Wallace’s father answered before he could even open his mouth. “He’s making kink bots.”
Wallace’s face grew red. That was unnecessary, and it wasn’t even accurate.
“Yeah?” Rick’s face lit up. “Getting some whip and chain action in there?” He thrust his hips, which didn’t even match the words whip or chain .
Was this fucking high school?
“No,” Wallace bit out. “It’s an AI learning module for our lucrative sexbot line, being trained on professionals.” Or at least he hoped they were professionals. It wasn’t in Ben’s report, and he hadn’t asked.
He’d barely been able to touch the thing, it was so raunchy. And it was for work .
Rick chuckled. “You enjoy that, bro.”
Wallace wanted to snap back that he wasn’t Rick’s bro , but of course he technically was.
“You coming out to the club tonight?” Rick’s attention was already back on their father.
“Maybe.” He looked at his watch. “I’ll try to take off early.”

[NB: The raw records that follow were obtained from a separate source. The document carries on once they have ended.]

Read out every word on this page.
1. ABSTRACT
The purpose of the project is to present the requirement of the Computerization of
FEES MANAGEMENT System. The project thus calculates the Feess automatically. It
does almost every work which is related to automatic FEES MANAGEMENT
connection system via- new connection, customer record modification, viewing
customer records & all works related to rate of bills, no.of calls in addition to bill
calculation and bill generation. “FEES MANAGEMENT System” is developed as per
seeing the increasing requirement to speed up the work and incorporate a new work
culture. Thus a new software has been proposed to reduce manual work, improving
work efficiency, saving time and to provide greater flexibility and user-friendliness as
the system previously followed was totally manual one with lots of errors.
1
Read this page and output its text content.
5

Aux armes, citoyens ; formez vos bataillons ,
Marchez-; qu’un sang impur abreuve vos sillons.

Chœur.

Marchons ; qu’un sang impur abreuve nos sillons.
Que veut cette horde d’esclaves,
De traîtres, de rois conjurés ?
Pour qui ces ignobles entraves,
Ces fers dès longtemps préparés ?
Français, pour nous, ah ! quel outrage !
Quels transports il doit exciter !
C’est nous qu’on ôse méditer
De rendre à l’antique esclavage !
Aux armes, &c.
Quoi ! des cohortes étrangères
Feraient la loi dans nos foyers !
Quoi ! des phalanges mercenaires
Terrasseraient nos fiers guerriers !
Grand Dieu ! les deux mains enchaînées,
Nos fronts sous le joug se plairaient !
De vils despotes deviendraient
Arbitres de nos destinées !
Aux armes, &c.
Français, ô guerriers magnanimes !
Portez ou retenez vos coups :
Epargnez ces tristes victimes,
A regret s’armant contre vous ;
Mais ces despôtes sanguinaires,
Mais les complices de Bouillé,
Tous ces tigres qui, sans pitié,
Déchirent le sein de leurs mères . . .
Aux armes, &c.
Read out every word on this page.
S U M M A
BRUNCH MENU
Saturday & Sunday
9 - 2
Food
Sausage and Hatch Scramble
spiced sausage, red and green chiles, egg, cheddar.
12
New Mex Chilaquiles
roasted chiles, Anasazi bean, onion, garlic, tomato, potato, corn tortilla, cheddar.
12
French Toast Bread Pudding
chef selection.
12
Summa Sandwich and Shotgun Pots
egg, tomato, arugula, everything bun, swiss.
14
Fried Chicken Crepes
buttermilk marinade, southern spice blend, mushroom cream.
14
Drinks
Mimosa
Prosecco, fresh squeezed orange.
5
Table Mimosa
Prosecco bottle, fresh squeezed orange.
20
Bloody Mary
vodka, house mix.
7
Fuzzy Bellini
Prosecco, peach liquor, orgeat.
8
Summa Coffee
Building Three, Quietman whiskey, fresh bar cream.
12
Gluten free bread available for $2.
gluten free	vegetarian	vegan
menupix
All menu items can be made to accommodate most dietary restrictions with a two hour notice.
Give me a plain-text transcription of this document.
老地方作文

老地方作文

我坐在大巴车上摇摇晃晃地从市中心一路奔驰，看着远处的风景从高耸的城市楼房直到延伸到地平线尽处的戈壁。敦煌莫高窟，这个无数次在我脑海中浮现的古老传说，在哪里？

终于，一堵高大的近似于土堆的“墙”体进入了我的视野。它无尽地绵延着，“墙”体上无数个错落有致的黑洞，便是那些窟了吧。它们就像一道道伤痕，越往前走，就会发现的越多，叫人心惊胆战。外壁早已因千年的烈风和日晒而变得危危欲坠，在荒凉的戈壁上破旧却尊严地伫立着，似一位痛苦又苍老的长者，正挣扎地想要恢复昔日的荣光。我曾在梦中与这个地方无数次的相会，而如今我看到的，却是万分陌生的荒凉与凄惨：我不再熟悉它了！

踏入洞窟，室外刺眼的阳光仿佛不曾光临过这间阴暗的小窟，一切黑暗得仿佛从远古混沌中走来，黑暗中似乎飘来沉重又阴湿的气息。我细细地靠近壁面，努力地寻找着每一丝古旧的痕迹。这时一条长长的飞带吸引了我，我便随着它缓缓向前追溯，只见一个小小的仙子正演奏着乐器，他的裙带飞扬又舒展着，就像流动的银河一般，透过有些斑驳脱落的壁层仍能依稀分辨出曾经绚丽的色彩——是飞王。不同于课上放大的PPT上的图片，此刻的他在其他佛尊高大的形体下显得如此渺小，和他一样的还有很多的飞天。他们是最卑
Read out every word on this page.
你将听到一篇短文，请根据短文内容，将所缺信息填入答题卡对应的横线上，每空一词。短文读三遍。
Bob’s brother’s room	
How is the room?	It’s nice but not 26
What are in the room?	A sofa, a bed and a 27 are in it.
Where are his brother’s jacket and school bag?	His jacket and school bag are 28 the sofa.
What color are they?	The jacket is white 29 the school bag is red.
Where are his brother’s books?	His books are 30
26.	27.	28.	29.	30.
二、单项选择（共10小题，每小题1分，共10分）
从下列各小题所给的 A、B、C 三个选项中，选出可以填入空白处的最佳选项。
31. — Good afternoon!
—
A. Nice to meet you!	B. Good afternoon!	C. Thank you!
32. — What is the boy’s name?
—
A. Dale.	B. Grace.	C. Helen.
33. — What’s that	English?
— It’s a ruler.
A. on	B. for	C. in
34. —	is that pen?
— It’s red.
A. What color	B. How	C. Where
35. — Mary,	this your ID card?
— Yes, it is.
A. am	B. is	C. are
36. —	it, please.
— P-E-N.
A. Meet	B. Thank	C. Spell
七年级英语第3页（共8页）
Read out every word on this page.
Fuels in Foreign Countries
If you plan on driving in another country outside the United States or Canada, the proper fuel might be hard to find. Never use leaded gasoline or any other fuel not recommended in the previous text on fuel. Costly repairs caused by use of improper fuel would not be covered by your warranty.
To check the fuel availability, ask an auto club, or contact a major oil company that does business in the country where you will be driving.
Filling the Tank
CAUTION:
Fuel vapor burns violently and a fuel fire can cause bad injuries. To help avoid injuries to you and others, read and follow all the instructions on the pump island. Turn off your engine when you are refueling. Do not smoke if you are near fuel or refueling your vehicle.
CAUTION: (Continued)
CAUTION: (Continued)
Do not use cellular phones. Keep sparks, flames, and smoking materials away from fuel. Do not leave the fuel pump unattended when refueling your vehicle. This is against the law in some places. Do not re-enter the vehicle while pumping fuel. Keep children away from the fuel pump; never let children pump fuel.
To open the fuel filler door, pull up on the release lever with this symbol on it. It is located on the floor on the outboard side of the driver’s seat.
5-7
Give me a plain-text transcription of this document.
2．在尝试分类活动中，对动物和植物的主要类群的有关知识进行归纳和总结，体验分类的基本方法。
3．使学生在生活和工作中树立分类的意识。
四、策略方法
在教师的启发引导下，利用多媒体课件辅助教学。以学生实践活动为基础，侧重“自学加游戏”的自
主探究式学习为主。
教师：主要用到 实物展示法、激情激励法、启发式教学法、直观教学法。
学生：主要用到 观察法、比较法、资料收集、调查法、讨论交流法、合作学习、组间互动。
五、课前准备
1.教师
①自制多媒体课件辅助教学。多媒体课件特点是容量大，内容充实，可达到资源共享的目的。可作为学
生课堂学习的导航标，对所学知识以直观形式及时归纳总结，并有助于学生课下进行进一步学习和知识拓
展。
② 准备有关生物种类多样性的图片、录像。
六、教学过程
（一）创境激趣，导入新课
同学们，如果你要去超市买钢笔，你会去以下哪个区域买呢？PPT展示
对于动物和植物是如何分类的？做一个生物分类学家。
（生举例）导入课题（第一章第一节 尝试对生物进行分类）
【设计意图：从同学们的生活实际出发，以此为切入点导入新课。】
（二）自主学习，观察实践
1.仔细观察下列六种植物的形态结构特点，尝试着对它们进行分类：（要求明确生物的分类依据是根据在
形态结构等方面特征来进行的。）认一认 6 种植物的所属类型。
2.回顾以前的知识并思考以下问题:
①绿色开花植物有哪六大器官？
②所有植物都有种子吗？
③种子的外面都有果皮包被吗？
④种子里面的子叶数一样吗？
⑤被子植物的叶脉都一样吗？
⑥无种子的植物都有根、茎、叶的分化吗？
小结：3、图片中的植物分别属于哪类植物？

Wallace didn’t bother answering. He didn’t understand how either of them had the time to take off early. He was constantly drowning in work.
And he didn’t want to go to the country club anyway. Wallace had friends there, supposedly. Certainly people who would flock to him when he was buying the drinks.
Sometimes it was easier to just work late.
That’s what he was going to say if anyone asked him, but they didn’t.
The conversation drifted to who was going to be there this evening and whether the new chef had started yet and Wallace slowly stood up. So far, so good.
He made his way toward the door. He turned the knob.
“Let me know how that sub mod is going,” his father called out as the door opened.
Wallace’s ears burned. The only saving grace was that at least sub could have meant… well, a prefix for anything other than what it was. A mod that was subordinate to another mod or something.
Wallace gently shut the door behind him.
There was no fucking way he was asking Ben Curran about it.